Ecco: di qua, di là, dovunque lungo le spiagge,
i preparativi di partenza delle luci febbrili,
che salperanno fra poco verso l'infinito…
Come pirati inseguiti par che s'affrettino
ad ammucchiar su un veliero spettrale,
laggiù alla punta estrema di un promontorio,
grandi, preziose balle di nuvole scarlatte!…
Sono i tesori, sono i gonfaloni disusati
dell'Anima mia!… Dove mai li portate?
Il Mare ha già assorbito
il sangue vermiglio della Sera,
tutto luccicante di pagliuzze d'argento,
ed ora lentamente il grigio cielo incurva
le sue vôlte di cripta funeraria,
ove letargiche Stelle, sospese ancora per un artiglio,
sembrano strani pipistrelli dalle palmate ali d'oro!…
Sinistramente allineate su le banchine cupe, tutte avvolte
in folte brume d'incubo,
le Gru colossali si trasformano
in kanguri fantastici di bronzo, giranti su sè stessi.
I marsupii capaci delle lor pance son pieni
di minuscole ombre,
gesticolanti confusamente, al crepuscolo,
nel fumo degli aliti loro!…
Il Mare, in lontananza, sontuosamente arricchito di tutte le luci cadute dal cielo, va delicatamente mutandosi in un magico deserto dall'auree sabbie ondeggianti che all'infinito si stendono. Ombre violette le increspano, e un vento ingegnoso le squama e le niella con carezzevoli soffi, con lente puerili moine.
Le Gru colossali, kanguri di bronzo allineati sulle banchine, col collo teso sinistramente spiano prede sul mare!… Ed ecco avanzarsi un piroscafo che volge diritta la prua verso di me. io lo vedo ingrossarsi, come una enorme palla, sotto i suoi grandi alberi branditi come lance!… A lunghi passi pesanti s'approssima sotto l'acque movendo le sue zampe immense, simile ad un fantastico dromedario che attraversi, con l'acqua a mezzo il corpo, il roseo guado placido di un Nilo paradisiaco in molli curve irrigante un'ampia prateria del cielo…
Altro non è che un miraggio di questo mutevole mare, dalle chimeriche sabbie d'oro!…
Or nella dubbia luce del crepuscolo, lo strano dromedario s'immensifica, intenebrando la banchina con l'ombra sua che s'allarga… Ai lati della gobba formidabile oscillan lentamente le smisurate saccocce d'una bisaccia nera, ov'io scorgo orecchie colore di rame, alla rinfusa, aguzzate dall'attesa, ritte verso l'orizzonte occidentale… lunghi, fioriti dorsi d'impossibili pecore, fra caftani nerastri… e cataste di gabbie… e fucili lunghissimi, damaschinati, da beduini, alti com'alberi di nave, nella bruma della sera.
Ad un tratto la luna, bianca e succosa di luce,
spaccandosi in mezzo al cielo come una favolosa noce di cocco,
dondola e rotola giù
sul mobile dorso del dromedario.
Urrà!
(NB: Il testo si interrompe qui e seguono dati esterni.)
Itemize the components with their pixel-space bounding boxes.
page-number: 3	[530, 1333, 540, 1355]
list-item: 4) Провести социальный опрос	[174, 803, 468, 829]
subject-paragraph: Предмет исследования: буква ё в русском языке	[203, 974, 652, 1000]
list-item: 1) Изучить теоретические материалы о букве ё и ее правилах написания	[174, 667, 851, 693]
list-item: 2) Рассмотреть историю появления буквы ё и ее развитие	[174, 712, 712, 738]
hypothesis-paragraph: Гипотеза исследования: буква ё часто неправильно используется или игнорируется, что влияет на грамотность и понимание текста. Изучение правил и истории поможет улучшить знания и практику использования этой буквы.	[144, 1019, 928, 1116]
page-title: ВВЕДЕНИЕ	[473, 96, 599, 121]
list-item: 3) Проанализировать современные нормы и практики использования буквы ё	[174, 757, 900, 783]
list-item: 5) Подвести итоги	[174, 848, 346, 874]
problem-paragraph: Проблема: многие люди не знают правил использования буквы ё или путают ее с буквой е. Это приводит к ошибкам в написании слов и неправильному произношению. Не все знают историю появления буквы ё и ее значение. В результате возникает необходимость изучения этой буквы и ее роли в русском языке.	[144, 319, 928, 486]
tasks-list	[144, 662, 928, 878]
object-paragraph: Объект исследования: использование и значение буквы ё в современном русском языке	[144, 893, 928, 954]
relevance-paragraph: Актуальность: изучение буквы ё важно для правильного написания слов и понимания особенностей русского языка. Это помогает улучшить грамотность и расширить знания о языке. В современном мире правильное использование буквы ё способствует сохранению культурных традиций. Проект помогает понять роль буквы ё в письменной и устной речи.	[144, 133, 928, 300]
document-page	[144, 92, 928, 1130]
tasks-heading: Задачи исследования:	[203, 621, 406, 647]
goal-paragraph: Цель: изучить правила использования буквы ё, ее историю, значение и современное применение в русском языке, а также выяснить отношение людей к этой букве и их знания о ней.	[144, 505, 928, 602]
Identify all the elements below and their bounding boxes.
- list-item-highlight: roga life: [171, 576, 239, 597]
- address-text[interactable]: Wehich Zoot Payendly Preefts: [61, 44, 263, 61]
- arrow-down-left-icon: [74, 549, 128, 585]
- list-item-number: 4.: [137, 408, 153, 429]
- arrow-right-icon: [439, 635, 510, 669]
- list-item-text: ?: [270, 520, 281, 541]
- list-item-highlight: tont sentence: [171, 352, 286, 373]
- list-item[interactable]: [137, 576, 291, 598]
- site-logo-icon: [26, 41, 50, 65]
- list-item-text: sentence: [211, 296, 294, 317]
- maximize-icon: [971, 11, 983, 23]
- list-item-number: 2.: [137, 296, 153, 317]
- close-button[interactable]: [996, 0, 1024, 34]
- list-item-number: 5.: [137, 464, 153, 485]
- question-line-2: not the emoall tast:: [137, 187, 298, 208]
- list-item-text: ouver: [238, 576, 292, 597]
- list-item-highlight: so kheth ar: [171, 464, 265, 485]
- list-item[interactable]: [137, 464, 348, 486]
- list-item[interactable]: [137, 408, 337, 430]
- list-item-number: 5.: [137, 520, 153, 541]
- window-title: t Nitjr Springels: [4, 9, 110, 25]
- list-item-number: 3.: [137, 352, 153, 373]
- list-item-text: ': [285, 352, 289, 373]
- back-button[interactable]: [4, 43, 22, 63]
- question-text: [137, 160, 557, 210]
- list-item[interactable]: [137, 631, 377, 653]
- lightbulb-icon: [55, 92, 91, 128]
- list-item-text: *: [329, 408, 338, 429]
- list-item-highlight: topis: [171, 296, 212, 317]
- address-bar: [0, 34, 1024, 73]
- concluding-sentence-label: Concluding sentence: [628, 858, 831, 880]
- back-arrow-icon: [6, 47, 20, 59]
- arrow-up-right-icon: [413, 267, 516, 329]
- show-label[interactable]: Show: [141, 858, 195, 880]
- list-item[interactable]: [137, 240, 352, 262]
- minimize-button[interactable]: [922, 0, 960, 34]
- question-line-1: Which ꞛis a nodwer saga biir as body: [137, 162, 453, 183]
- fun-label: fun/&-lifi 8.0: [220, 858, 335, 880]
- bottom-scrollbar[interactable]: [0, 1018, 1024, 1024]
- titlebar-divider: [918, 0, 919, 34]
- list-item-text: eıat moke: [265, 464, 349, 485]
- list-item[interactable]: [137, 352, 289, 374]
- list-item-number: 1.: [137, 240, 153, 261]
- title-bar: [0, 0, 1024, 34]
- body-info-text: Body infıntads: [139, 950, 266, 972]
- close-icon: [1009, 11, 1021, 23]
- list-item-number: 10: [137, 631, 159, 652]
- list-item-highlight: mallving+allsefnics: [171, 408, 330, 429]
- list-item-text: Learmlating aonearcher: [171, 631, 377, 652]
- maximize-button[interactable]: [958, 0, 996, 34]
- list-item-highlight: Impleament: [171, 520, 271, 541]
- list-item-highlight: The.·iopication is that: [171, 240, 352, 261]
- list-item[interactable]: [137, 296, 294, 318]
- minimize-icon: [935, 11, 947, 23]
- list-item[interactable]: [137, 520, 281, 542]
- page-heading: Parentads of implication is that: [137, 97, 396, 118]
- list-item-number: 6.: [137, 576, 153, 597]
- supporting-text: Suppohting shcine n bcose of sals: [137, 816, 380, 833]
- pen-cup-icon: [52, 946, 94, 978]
Urrà!… È quello, è quello il frutto
che può saziarmi, il frutto che da sempre
la mia anima invoca
per la sua sete bruciante di viaggiator del deserto!…
Solo io sono, ritto. nudo e tutto grondante su un alto ammasso di coke, e accanto a me, fra dense nebbie d'incubo, le Gru van raschiando lentamente col loro collo di bronzo fatidico le profondità, paurose dell'orizzonte. Il loro gozzo, pieno di tintinnanti catene disfrena a tratti lo spavento bianco de' suoi muggiti lunghi e gutturali di vapore. Allora, allora, come una molla, scatta il mio cuore, in alto…
Tutti i miei nervi acuìti s'esaltano agli effluvi eccitanti del catrame, e a quando a quando s'afflosciano nella fragranza mista—miele dorato e nera liquirizia— dei frutti rancidi o fradici!… Poi, l'odore selvaggio e crepitante del sandalo rilancia verso l'odio e la demenza il mio cuore, ebbro così da morire, che subito balza nel ballo tondo, come un negro piumato che pianga in una rossa ubbriachezza forata da bianche risate…
Più alto, ancor più alto che non le azzurre lagrime e i singhiozzi di cui le campane in lutto vanno impregnando la durezza del paesaggio… più alto, ancor più alto che non le grida strazianti dei piroscafi vôlti alle spiagge lontane… più alto, ancor più alto che non la tosse monotona e i singulti esasperati del vapore… con tutta la risonante pienezza de' miei polmoni di bronzo, la tua potenza immensa, o Mare ingordo, io canto!…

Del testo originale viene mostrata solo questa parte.